The present writer considers the Daci then (western and eastern) as Slavonic, and the following passage brings them as far west as the Maros or Morawe, which gives the name to the present Moravians, a population at once Slavonic and Bohemian:—"Campos et plana Jazyges Sarmatæ, montes vero et saltus pulsi ab his Daci ad Pathissum amnem a Maro sive Duria ... tenent."—Plin. iv. 12.
The evidence as to the population of Moravia and North-eastern Hungary being Dacian, is Strabo's [a]Γέγονε ... τῆς χόρας μερισμὸς συμμένων παλαιοῦ·] [a]τοὺς μὲν γὰρ Δάκους προσαγορεύουσι, τοὺς δὲ Γέτας, Γέτας μὲν πρὸς τὸν Πόντον κεκλιμένους, καὶ πρὸς τὲν ἕω, Δάκους δὲ τοὺς εἰς τἀνάντια πρὸς Γερμανίαν καὶ τὰς τοῦ Ἴστρου πήγας].—From Zeuss, in vv. Getæ, Daci.
In Moravia we have as the basis of argument, an existing Slavonic population, speaking a language identical with the Bohemian, but different from the other Slavonic languages, and (as such) requiring a considerable period for the evolution of its differential characters. This brings us to Bohemia. At present it is Slavonic. When did it begin to be otherwise? No one informs us on this point. Why should it not have been so ab initio, or at least at the beginning of the historical period for these parts? The necessity of an answer to this question is admitted; and it consists chiefly (if not wholly) in the following arguments;—a. those connected with the term Marcomanni; b. those connected with the term Boiohemum.

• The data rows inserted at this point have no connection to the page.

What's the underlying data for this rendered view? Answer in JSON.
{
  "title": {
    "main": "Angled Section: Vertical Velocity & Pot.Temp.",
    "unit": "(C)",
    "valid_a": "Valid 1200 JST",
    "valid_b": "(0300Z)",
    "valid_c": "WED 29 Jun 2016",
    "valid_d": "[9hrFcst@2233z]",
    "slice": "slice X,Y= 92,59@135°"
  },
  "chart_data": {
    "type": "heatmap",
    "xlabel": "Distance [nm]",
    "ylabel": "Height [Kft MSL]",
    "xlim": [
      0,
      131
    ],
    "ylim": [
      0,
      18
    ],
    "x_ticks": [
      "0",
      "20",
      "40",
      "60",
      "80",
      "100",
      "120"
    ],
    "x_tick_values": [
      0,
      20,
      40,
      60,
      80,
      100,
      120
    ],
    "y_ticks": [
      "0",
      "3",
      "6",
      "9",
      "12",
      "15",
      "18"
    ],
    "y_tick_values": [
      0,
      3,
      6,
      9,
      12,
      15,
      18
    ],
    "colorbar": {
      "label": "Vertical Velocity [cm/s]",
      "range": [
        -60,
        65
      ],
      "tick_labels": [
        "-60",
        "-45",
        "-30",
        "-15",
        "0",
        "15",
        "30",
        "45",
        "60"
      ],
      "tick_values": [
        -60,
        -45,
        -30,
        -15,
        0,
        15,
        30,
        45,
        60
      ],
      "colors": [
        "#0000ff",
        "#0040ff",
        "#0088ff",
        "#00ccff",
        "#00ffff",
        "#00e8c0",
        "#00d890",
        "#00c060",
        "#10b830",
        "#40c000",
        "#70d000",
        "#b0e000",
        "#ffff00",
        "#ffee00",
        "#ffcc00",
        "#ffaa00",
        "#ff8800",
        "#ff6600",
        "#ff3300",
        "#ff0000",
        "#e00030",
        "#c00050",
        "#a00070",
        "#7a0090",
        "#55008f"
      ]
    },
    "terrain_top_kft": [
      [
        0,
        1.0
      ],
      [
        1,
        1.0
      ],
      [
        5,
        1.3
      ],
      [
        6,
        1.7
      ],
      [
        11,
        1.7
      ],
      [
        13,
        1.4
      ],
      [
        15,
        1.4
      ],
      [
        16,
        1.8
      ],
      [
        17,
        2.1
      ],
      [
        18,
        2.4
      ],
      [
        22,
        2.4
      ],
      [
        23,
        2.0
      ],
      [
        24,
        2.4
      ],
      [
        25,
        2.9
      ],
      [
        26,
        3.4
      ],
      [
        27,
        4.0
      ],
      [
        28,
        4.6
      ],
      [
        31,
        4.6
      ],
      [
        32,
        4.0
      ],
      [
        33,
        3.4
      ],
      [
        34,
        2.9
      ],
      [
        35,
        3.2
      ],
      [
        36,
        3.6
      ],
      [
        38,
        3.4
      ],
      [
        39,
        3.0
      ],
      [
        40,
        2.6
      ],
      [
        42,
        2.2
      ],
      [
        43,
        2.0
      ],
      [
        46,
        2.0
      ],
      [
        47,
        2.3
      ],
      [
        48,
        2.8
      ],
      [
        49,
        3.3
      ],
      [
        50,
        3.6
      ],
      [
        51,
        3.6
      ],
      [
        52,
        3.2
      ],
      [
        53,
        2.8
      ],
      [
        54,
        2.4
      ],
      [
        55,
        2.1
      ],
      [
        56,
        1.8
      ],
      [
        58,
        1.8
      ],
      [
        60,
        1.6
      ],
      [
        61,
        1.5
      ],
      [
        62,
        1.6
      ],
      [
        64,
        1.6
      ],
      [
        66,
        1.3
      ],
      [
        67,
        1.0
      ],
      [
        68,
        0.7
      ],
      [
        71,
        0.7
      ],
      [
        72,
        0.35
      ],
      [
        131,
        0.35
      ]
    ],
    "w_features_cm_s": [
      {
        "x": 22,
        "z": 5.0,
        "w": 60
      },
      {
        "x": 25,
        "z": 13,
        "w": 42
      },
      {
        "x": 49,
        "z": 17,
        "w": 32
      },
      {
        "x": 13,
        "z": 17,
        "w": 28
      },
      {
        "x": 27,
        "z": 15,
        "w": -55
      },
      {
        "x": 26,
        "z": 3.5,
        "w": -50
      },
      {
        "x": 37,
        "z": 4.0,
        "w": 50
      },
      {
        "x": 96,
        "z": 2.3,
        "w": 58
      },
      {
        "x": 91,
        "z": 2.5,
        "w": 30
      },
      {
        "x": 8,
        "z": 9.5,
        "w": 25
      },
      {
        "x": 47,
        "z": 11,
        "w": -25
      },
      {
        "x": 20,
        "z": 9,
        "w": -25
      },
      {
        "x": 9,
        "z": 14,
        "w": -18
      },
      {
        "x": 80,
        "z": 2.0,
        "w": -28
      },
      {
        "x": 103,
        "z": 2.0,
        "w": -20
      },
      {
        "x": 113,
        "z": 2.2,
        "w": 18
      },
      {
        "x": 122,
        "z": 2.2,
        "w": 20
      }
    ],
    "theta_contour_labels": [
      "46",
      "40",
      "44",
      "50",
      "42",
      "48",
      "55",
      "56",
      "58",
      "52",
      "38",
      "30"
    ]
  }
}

a. Marcomanni.—This word is so truly Germanic, and so truly capable of being translated into English, that those who believe in no other etymology whatever may believe that Marc-o-manni, or Marchmen, means the men of the (boundaries) marches; and without overlooking either the remarks of Mr. Kemble on the limited nature of the word mearc, when applied to the smaller divisions of land, or the doctrine of Grimm, that its primary signification is wood or forest, it would be an over-refinement to adopt any other meaning for it in the present question than that which it has in its undoubted combinations, Markgrave, Altmark, Mittelmark, Ukermark, and the Marches of Wales and Scotland. If so, it was the name of a line of enclosing frontier rather than of an area enclosed; so that to call a country like the whole of Bohemia, Marcomannic, would be like calling all Scotland or all Wales the Marches.
Again, as the name arose on the western, Germanic or Gallic side of the March, it must have been the name of an eastern frontier in respect to Gaul and Germany; so that to suppose that there were Germans on the Bohemian line of the Marcomanni, is to suppose that the march was no mark (or boundary) at all, at least in an ethnological sense. This qualification involves a difficulty which the writer has no wish to conceal; a march may be other than an ethnological division. It may be a political one. In other words, it may be like the Scottish Border, rather than like the Welsh and the Slavono-Germanic marches of Altmark, Mittelmark and Ukermark. At any rate, the necessity for a march being a line of frontier rather than a large compact kingdom, is conclusive against the whole of Bohemia having been Germanic because it was Marcomannic.
b. The arguments founded on the name Boiohemum are best met by showing that the so-called country (home) of the Boii was not Bohemia but Bavaria. This will be better done in the sequel than now. At present, however, it may be as well to state that so strong are the facts in favour of Boiohemum and Baiovarii meaning, not the one Bohemia and the other Bavaria, but one of the two countries, that Zeuss, one of the strongest supporters of the doctrine of an originally Germanic population in Bohemia, applies both of them to the firstnamed kingdom; a circumstance which prepares us for expecting, that if the names fit the countries to which they apply thus loosely, Boiohemum may as easily be Bavaria, as the country of the Baiovarii be Bohemia; in other words, that we have a convertible form of argument.
ADDENDA (1859).
(1)
Too much stress is, perhaps, laid on the name Jazyges. The fact of the word Jaszag in Magyar meaning a bowman complicates it. The probability, too, of the word for Language being the name of a nation is less than it is ought to be, considering the great extent to which it is admitted.